Litt’s letter also urged HBC to monetise its two joint ventures: RioCan-HBC Joint Venture in Canada and HBS Global Properties in the US (the latter is a partnership with Simon Property Group). At the time of formation in 2015, the combined value of the funds was $3.05 billion. In a recent interview with Reuters as a response to Litt’s letter, the founder of RioCan said an initial public offering of either fund was unlikely. “That opportunity exists if we choose to go down that road, and as far as our opportunity to do an IPO — it’s still available, but obviously I think that’s a tougher situation today than it was six months ago,” Baker said.
In addition to seeing value in the Saks Fifth Avenue real estate holdings, HBC also sees value in its team — despite the widespread layoffs announced in June. For instance, Saks Fifth Avenue fashion director Roopal Patel has been given oversight of fashion at all of HBC’s North American stores.
And finding a worthwhile buyer for Saks Fifth Avenue in today’s retail market is unlikely. Neiman Marcus, facing similar challenges and debt, failed to do so earlier this year. Reports surfaced that HBC was considering the acquisition, but talks reportedly fell through over disagreements on price. A joint venture between Neiman Marcus and Saks Fifth could prove to be an attractive proposition, if the capital structure at Neiman Marcus — which includes nearly $4 billion in debt — could be addressed in a way that satisfies its private equity owners.
“Strategically, at this point, the thing that makes the most sense to help restore the luxury department store sector in the US is have Saks and Neiman Marcus together,” says Dennis. “Whether that can be negotiated and financed, [is the question]… The pricing of Neimans is the big barrier.”
The proximity between the Bergdorf Goodman, Saks Fifth Avenue and forthcoming Neiman Marcus flagships in New York City — not to mention the Neiman and Saks locations that already flank malls across the country — may also nullify the positive impact of such a partnership.
As Litt mentioned, Amazon could very well turn up as a surprise suitor. The e-commerce giant bought Whole Foods grocery stores for a whopping $13.4 billion in June, quickly turning the online merchant into a powerful brick-and-mortar presence.
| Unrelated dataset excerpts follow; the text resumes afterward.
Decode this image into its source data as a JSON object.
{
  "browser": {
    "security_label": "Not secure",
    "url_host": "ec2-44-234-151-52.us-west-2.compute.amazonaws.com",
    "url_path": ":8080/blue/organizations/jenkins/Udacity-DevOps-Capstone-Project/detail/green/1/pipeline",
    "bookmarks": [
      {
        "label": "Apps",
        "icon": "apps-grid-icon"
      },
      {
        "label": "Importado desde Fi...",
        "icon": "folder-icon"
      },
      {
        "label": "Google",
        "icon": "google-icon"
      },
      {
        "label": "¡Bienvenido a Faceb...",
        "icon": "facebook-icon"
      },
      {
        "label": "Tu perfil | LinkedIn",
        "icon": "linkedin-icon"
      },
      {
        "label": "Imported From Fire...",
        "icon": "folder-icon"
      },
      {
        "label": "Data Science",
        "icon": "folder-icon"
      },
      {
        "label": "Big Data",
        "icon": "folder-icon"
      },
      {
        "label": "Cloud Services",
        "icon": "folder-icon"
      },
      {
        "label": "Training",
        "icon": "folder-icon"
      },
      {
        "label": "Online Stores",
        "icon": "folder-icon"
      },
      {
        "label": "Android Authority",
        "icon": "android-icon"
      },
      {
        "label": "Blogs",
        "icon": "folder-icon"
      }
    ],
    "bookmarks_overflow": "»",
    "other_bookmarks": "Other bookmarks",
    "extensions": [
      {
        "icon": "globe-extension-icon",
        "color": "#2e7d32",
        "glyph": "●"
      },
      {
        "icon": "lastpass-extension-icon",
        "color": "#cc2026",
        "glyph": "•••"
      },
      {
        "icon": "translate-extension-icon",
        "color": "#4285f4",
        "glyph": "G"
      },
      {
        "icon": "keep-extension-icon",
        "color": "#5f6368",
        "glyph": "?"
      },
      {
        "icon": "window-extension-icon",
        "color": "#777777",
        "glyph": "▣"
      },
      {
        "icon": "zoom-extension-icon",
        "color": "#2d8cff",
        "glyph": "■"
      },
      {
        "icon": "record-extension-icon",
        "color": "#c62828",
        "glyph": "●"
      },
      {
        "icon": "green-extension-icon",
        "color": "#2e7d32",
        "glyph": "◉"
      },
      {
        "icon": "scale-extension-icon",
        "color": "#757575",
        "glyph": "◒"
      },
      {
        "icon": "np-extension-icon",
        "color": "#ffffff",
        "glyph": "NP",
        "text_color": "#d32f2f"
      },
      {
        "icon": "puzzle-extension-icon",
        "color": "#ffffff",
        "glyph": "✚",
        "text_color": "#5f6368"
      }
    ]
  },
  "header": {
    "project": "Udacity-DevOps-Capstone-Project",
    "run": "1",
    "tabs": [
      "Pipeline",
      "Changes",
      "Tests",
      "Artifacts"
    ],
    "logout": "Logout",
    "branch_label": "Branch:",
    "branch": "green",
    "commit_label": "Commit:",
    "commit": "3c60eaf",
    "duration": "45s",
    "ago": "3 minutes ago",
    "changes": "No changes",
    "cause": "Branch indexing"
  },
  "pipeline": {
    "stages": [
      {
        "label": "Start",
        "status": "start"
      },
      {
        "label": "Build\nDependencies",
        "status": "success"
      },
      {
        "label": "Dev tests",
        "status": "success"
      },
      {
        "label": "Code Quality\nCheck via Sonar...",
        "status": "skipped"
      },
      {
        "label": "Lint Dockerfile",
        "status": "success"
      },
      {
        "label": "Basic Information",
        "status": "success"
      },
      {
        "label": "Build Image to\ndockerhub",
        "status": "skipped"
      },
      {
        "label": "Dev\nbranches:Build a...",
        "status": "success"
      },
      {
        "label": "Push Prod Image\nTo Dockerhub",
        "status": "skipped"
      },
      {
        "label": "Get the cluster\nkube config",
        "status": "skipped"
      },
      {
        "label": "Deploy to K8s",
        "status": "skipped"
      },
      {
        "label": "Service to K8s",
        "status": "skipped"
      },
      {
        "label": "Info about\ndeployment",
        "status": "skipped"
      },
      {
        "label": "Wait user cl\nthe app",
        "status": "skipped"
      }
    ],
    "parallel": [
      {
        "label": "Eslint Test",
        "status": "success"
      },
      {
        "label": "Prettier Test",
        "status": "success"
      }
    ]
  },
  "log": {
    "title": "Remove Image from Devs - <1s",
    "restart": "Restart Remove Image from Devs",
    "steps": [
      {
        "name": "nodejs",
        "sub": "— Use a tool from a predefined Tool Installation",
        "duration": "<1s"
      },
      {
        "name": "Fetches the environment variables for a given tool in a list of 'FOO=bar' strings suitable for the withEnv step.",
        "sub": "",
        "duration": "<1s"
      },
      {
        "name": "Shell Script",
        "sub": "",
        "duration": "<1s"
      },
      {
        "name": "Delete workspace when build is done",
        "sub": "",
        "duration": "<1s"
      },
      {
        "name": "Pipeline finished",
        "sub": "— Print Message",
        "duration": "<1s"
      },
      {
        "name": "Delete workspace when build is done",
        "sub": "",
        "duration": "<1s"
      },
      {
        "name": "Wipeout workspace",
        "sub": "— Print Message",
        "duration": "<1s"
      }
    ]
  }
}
Amazon wants to become an even bigger player in fashion too, especially in luxury where brands have been more reticent to join its marketplace. “I think anything is possible with Amazon,” Dennis says. “They clearly are and have been interested in going more upscale in the fashion business.”
Could Saks Fifth Avenue be the answer? “It’s a buyers market,” says Dennis. “Amazon would be in a good a position as anybody to force the deal.”